Although, I don’t view my gardening as a cost saving measure, not saving seeds feels like I’m choosing to be unsustainable*. Since one of my gardening motivations is to produce food low in food miles, it makes sense to save the seeds that I can leaving me pondering how to be a better seed saver.

Through a rather round-about way I discovered my local library has a seed library. Serendipitously, I discovered the seed library a week before the Dan Jason of Salt Spring Island Seeds scheduled to talk at one of their events. I dragged a friend to the talk set up outside on a day that turned out rather chilly (we had to rush off for hot chocolate afterwards to warm up).

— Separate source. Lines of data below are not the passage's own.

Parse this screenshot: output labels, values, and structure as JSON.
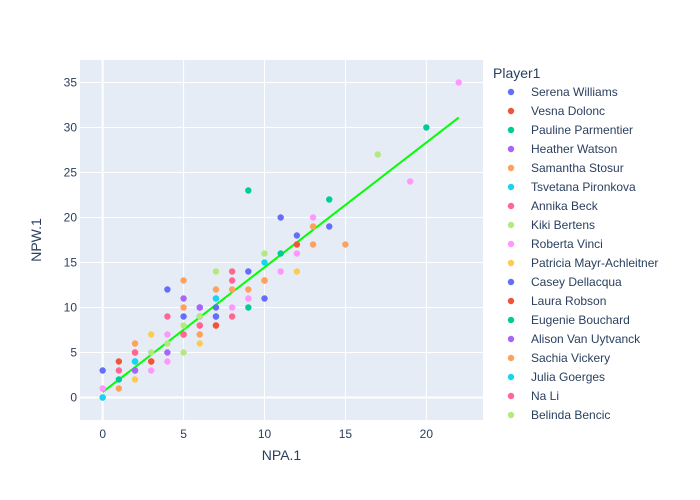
{
  "chart_data": {
    "type": "scatter",
    "xlabel": "NPA.1",
    "ylabel": "NPW.1",
    "xlim": [
      -1.4,
      23.5
    ],
    "ylim": [
      -2.5,
      37.5
    ],
    "x_ticks": [
      0,
      5,
      10,
      15,
      20
    ],
    "y_ticks": [
      0,
      5,
      10,
      15,
      20,
      25,
      30,
      35
    ],
    "grid": true,
    "legend_title": "Player1",
    "legend_placement": "right",
    "trendline": {
      "x": [
        0,
        22
      ],
      "y": [
        0.6,
        31.1
      ],
      "color": "#00ff00"
    },
    "series": [
      {
        "name": "Serena Williams",
        "color": "#636efa",
        "points": [
          [
            0,
            3
          ],
          [
            4,
            12
          ],
          [
            5,
            9
          ],
          [
            6,
            9
          ],
          [
            6,
            10
          ],
          [
            7,
            9
          ],
          [
            9,
            14
          ],
          [
            10,
            11
          ],
          [
            11,
            20
          ],
          [
            12,
            18
          ],
          [
            14,
            19
          ]
        ]
      },
      {
        "name": "Vesna Dolonc",
        "color": "#EF553B",
        "points": [
          [
            1,
            4
          ],
          [
            3,
            4
          ],
          [
            7,
            8
          ],
          [
            12,
            17
          ]
        ]
      },
      {
        "name": "Pauline Parmentier",
        "color": "#00cc96",
        "points": [
          [
            0,
            0
          ],
          [
            2,
            4
          ],
          [
            9,
            10
          ],
          [
            9,
            23
          ],
          [
            11,
            16
          ],
          [
            14,
            22
          ],
          [
            20,
            30
          ]
        ]
      },
      {
        "name": "Heather Watson",
        "color": "#ab63fa",
        "points": [
          [
            2,
            3
          ],
          [
            4,
            5
          ],
          [
            5,
            11
          ]
        ]
      },
      {
        "name": "Samantha Stosur",
        "color": "#FFA15A",
        "points": [
          [
            1,
            1
          ],
          [
            2,
            6
          ],
          [
            5,
            13
          ],
          [
            6,
            7
          ],
          [
            7,
            12
          ],
          [
            8,
            12
          ],
          [
            13,
            17
          ],
          [
            13,
            19
          ],
          [
            15,
            17
          ]
        ]
      },
      {
        "name": "Tsvetana Pironkova",
        "color": "#19d3f3",
        "points": [
          [
            0,
            0
          ],
          [
            7,
            11
          ],
          [
            10,
            15
          ]
        ]
      },
      {
        "name": "Annika Beck",
        "color": "#FF6692",
        "points": [
          [
            1,
            3
          ],
          [
            2,
            5
          ],
          [
            4,
            9
          ],
          [
            6,
            8
          ],
          [
            8,
            9
          ],
          [
            8,
            13
          ],
          [
            8,
            14
          ],
          [
            10,
            13
          ]
        ]
      },
      {
        "name": "Kiki Bertens",
        "color": "#B6E880",
        "points": [
          [
            3,
            5
          ],
          [
            5,
            5
          ],
          [
            7,
            14
          ],
          [
            10,
            16
          ],
          [
            17,
            27
          ]
        ]
      },
      {
        "name": "Roberta Vinci",
        "color": "#FF97FF",
        "points": [
          [
            0,
            1
          ],
          [
            3,
            3
          ],
          [
            4,
            4
          ],
          [
            4,
            7
          ],
          [
            8,
            10
          ],
          [
            9,
            11
          ],
          [
            11,
            14
          ],
          [
            12,
            16
          ],
          [
            13,
            20
          ],
          [
            19,
            24
          ],
          [
            22,
            35
          ]
        ]
      },
      {
        "name": "Patricia Mayr-Achleitner",
        "color": "#FECB52",
        "points": [
          [
            2,
            2
          ],
          [
            3,
            7
          ],
          [
            6,
            6
          ],
          [
            12,
            14
          ]
        ]
      },
      {
        "name": "Casey Dellacqua",
        "color": "#636efa",
        "points": [
          [
            7,
            9
          ],
          [
            7,
            10
          ]
        ]
      },
      {
        "name": "Laura Robson",
        "color": "#EF553B",
        "points": [
          [
            3,
            4
          ],
          [
            5,
            7
          ],
          [
            7,
            8
          ]
        ]
      },
      {
        "name": "Eugenie Bouchard",
        "color": "#00cc96",
        "points": [
          [
            1,
            2
          ]
        ]
      },
      {
        "name": "Alison Van Uytvanck",
        "color": "#ab63fa",
        "points": [
          [
            2,
            3
          ],
          [
            6,
            10
          ]
        ]
      },
      {
        "name": "Sachia Vickery",
        "color": "#FFA15A",
        "points": [
          [
            5,
            10
          ],
          [
            9,
            12
          ],
          [
            10,
            13
          ]
        ]
      },
      {
        "name": "Julia Goerges",
        "color": "#19d3f3",
        "points": [
          [
            2,
            4
          ],
          [
            7,
            11
          ]
        ]
      },
      {
        "name": "Na Li",
        "color": "#FF6692",
        "points": [
          [
            2,
            5
          ],
          [
            5,
            7
          ],
          [
            6,
            8
          ]
        ]
      },
      {
        "name": "Belinda Bencic",
        "color": "#B6E880",
        "points": [
          [
            4,
            6
          ],
          [
            5,
            8
          ],
          [
            6,
            9
          ]
        ]
      }
    ]
  }
}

Dan brought a tub of examples of seeds ready to save – starting with tobacco he originally propagated from 1000 year old seeds, to quinoa, amaranth, beans, lettuce, tomatoes, brassicas, radishes, corn, sage and more.

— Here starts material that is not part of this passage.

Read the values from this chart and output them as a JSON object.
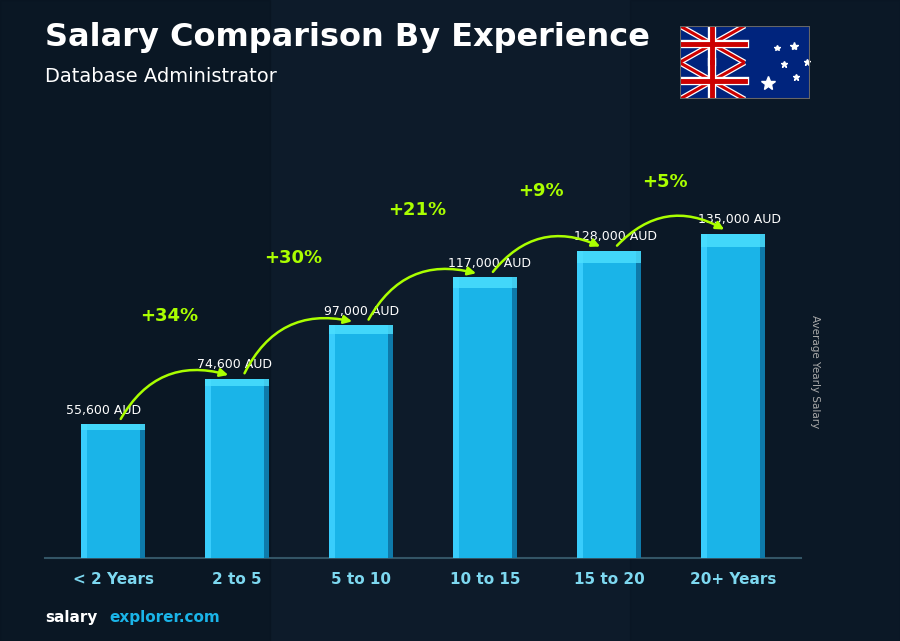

He filled my head (and notebook) full of useful seedy information. For example, I had no idea that seeds on ripe quinoa plant left outside in the rain would sprout right on the plant – Dan said someone described it as looking like quinoa crawling with maggots. He passed around an example of sprouted quinoa and I wouldn’t describe it that way. Or that quinoa in stores has been mechanically processed rendering them unlikely to sprout at all.

Dan pointed out that there are many varieties of most crops and that it makes sense to keep trying different varieties until I find one that reliably grows well for me and tastes fantastic (why grow anything that doesn’t taste fantastic?). He inspired me to give amaranth another try and to continue on with my plan to grow dried beans. Both of these plants are easy to collect seeds from. If I have success with lettuce and pepper next year, I’ll collect those seeds as well. Perhaps, I’ll leave a couple leeks in the ground to flower and collect those seeds too. There are plenty of easy options to try.

And the seed library doesn’t yet have any wintercress, so hopefully at the next meeting in March I can share my surplus (I plan on joining).

*I accept that I can’t be truly sustainable in any way on a small urban lot – but I can always do better.